Segmenting organs in CT scan images is a necessary process for multiple downstream medical image analysis tasks. Currently, manual CT scan segmentation by radiologists is prevalent, especially for organs like the pancreas, which requires a high level of domain expertise for reliable segmentation due to factors like small organ size, occlusion, and varying shapes. When resorting to automated pancreas segmentation, these factors translate to limited reliable labeled data to train effective segmentation models.
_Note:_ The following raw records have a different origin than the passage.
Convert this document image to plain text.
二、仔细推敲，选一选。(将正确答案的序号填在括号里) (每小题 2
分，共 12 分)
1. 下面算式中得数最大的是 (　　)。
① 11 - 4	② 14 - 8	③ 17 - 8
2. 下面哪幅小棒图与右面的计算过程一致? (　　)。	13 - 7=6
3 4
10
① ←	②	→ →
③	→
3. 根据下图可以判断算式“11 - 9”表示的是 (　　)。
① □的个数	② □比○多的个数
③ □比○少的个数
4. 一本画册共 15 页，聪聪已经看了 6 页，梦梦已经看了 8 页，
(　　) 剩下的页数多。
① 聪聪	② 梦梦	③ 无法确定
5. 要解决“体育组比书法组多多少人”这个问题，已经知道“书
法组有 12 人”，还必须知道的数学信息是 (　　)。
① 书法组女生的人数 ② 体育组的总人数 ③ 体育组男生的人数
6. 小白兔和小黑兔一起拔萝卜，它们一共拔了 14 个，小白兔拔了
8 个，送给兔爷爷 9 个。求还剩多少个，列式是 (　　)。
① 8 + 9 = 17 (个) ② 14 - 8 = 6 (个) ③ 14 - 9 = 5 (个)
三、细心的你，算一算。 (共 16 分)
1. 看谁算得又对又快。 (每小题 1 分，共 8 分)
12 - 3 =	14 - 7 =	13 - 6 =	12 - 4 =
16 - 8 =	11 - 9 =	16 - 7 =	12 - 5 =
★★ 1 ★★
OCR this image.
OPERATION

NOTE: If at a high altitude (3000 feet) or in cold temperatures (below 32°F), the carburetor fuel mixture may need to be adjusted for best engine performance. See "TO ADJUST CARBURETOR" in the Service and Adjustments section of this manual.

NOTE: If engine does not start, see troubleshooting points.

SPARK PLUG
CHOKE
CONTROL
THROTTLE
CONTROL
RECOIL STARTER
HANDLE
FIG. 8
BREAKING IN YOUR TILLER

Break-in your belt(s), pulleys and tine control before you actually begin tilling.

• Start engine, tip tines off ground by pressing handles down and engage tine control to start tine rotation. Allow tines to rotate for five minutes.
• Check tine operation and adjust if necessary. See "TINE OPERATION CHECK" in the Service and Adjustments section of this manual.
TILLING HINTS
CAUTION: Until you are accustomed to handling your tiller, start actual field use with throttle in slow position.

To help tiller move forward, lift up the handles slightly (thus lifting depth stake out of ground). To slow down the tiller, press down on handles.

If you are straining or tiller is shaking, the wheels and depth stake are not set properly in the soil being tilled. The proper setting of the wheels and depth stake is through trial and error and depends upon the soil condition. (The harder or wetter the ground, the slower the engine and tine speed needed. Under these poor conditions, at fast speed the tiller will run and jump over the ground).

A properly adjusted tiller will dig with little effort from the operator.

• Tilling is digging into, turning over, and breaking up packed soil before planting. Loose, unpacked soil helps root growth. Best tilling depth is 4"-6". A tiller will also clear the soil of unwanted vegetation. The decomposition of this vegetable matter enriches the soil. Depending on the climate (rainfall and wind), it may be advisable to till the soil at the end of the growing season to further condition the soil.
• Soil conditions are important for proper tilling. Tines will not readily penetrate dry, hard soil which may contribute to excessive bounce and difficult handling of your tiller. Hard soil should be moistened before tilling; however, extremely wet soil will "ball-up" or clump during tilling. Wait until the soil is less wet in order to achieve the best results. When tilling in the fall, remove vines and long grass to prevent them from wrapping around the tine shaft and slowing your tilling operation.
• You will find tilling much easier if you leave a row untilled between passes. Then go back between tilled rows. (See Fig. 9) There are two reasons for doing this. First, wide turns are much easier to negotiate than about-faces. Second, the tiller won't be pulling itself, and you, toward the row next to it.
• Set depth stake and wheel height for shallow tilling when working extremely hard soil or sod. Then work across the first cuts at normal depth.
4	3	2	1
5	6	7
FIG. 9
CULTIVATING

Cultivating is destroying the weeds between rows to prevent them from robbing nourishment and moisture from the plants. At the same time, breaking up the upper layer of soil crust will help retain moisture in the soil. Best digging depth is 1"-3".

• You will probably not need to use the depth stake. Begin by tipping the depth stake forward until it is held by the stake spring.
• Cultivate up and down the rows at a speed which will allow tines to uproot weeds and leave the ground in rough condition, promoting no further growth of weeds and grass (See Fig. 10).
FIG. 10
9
Consequently, the performance of contemporary pancreas segmentation models is still not within acceptable ranges. To improve that, we propose M3BUNet, a fusion of MobileNet and U-Net neural networks, equipped with a novel Mean-Max (MM) attention that operates in two stages to gradually segment pancreas CT images from coarse to fine with mask guidance for object detection. This approach empowers the network to surpass segmentation performance achieved by similar network architectures and achieve results that are on par with complex state-of-the-art methods, all while maintaining a low parameter count. Additionally, we introduce external contour segmentation as a preprocessing step for the coarse stage to assist in the segmentation process through image standardization. For the fine segmentation stage, we found that applying a wavelet decomposition filter to create multi-input images enhances pancreas segmentation performance. We extensively evaluate our approach on the widely known NIH pancreas dataset and MSD pancreas dataset. Our approach demonstrates a considerable performance improvement, achieving an average Dice Similarity Coefficient (DSC) value of up to 89.53% and an Intersection Over Union (IOU) score of up to 81.16 for the NIH pancreas dataset, and 88.60% DSC and 79.90% IOU for the MSD Pancreas dataset.

翻译：在CT扫描图像中分割器官是多种下游医学图像分析任务的必要流程。目前，放射科医生手动分割CT扫描图像仍较为普遍，尤其是对胰腺等器官的分割，因器官体积小、存在遮挡及形态多变等因素，需要高度领域专业知识才能实现可靠分割。当采用自动胰腺分割时，这些因素导致用于训练有效分割模型的可靠标注数据极为有限。因此，当前胰腺分割模型的性能仍未达到可接受范围。为改善这一现状，我们提出M3BUNet——一种融合MobileNet与U-Net神经网络的模型，配备创新性的均值-最大（Mean-Max, MM）注意力机制，通过两阶段操作从粗到细逐步分割胰腺CT图像，并利用掩码引导目标检测。该方法使网络在保持低参数量的同时，超越同类网络架构的分割性能，达到与复杂先进方法相媲美的结果。此外，我们引入外部轮廓分割作为粗阶段预处理步骤，通过图像标准化辅助分割过程。在细分割阶段，我们发现应用小波分解滤波器生成多输入图像可提升胰腺分割性能。我们在广泛认可的NIH胰腺数据集和MSD胰腺数据集上对该方法进行了全面评估。结果表明，我们的方法性能显著提升：在NIH胰腺数据集上，平均Dice相似系数（DSC）值最高达89.53%，交并比（IOU）得分最高达81.16；在MSD胰腺数据集上，DSC达到88.60%，IOU达到79.90%。